なお、タイトルの「此岸」は「しゃば」と読みたいところ(ルビは振ってないけどね)。
ところで、俳句のノンフィクション・フィクションという問題は、少々ややこしい要素もあるので、横に置くとしても(興味のある方は「フェイク俳句」でgoogle)、ちょっと言えば、私も「フィクション絶対ダメ~!」とは思わない一方、「なんでもアリ」というわけではない。フィクションにはそれなりの趣向が要るし(前掲の「此岸」は行為・視点が弁えられていて、《私》が服役中とは決めつけられない)、作者(俳人)の生物的社会的属性からまったくフリーに詠むことには抵抗がある。例えば、私は、想像妊娠は詠めても、妊娠や出産を詠むとなると、自分でも引く。周囲はもっと引く。これは大いに引いていい。

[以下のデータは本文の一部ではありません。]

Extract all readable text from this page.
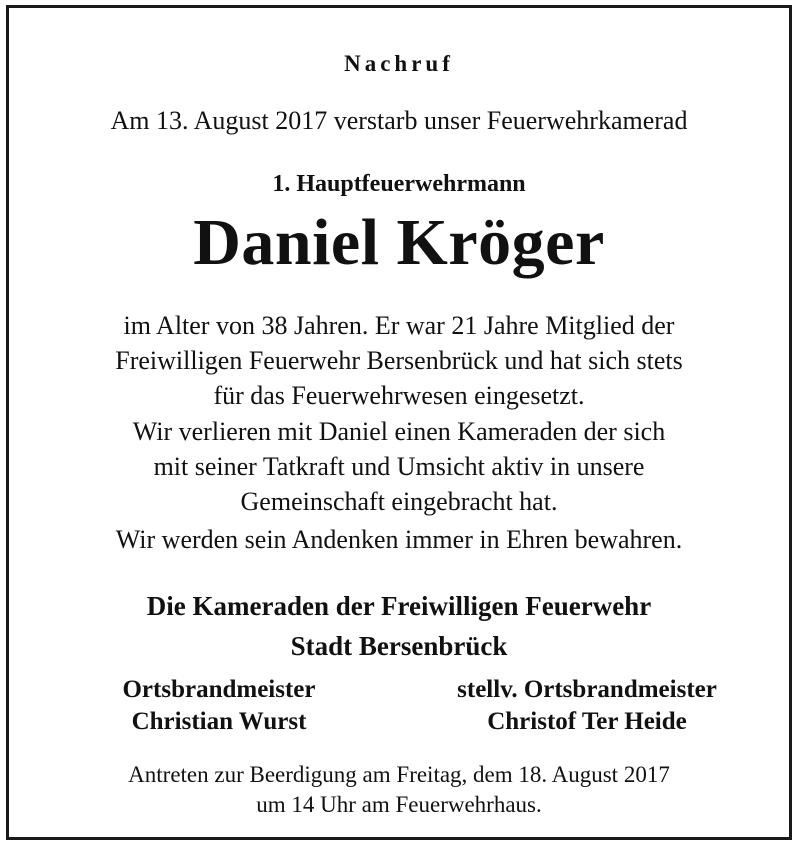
Nachruf
Am 13. August 2017 verstarb unser Feuerwehrkamerad
1. Hauptfeuerwehrmann
Daniel Kröger
im Alter von 38 Jahren. Er war 21 Jahre Mitglied der
Freiwilligen Feuerwehr Bersenbrück und hat sich stets
für das Feuerwehrwesen eingesetzt.
Wir verlieren mit Daniel einen Kameraden der sich
mit seiner Tatkraft und Umsicht aktiv in unsere
Gemeinschaft eingebracht hat.
Wir werden sein Andenken immer in Ehren bewahren.
Die Kameraden der Freiwilligen Feuerwehr
Stadt Bersenbrück
Ortsbrandmeister
Christian Wurst
stellv. Ortsbrandmeister
Christof Ter Heide
Antreten zur Beerdigung am Freitag, dem 18. August 2017
um 14 Uhr am Feuerwehrhaus.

まあ、そんなふうにいろいろあるわけで、しかしながら、「ノンフィクション主義(造語)を厳格に推し進め、作句現場の逆アリバイ(そこにいたという証拠)を求めていく態度が、俳句世間に根強く在るのは承知の上で、それにしては、全体に「厳格じゃないよな~」という例が多い。例えば、少なからぬ俳人が、見たこともない季語を、まるで目の前にあったかのよう詠む。俳句を読んでると、日本の夜ってこんなに暗かったっけ?(星月夜や銀河の頻出)とか、第1産業従事の人口比率、めちゃくちゃ高いなあとか(実際いは現在4パーセント以下)、その手の《フィクション》は、とても多い。
まあ、俳人って、不真面目なんですよ。融通無碍。
それは、悪い意味ばかりじゃなく、むしろ良いことでもあってね、その作品(俳句)に接するにも、人として付き合うにも、ちょっと不真面目なところがあったほうがいいんですよ(私だけかもれないけど)。
退屈な事実しかクチにしない人が、だいじなところで誠実とは限らないし、人に優しいわけじゃない。誠実や心優しさは、俳句以外で発揮してくれたほうがいいです。私は、そんなふうに考えて、暮らしていますよ。
なんだか話がへんなほうに行っちゃったけど(なおかつ理路がとっ散らかってるけど)、ラヴ&ピース!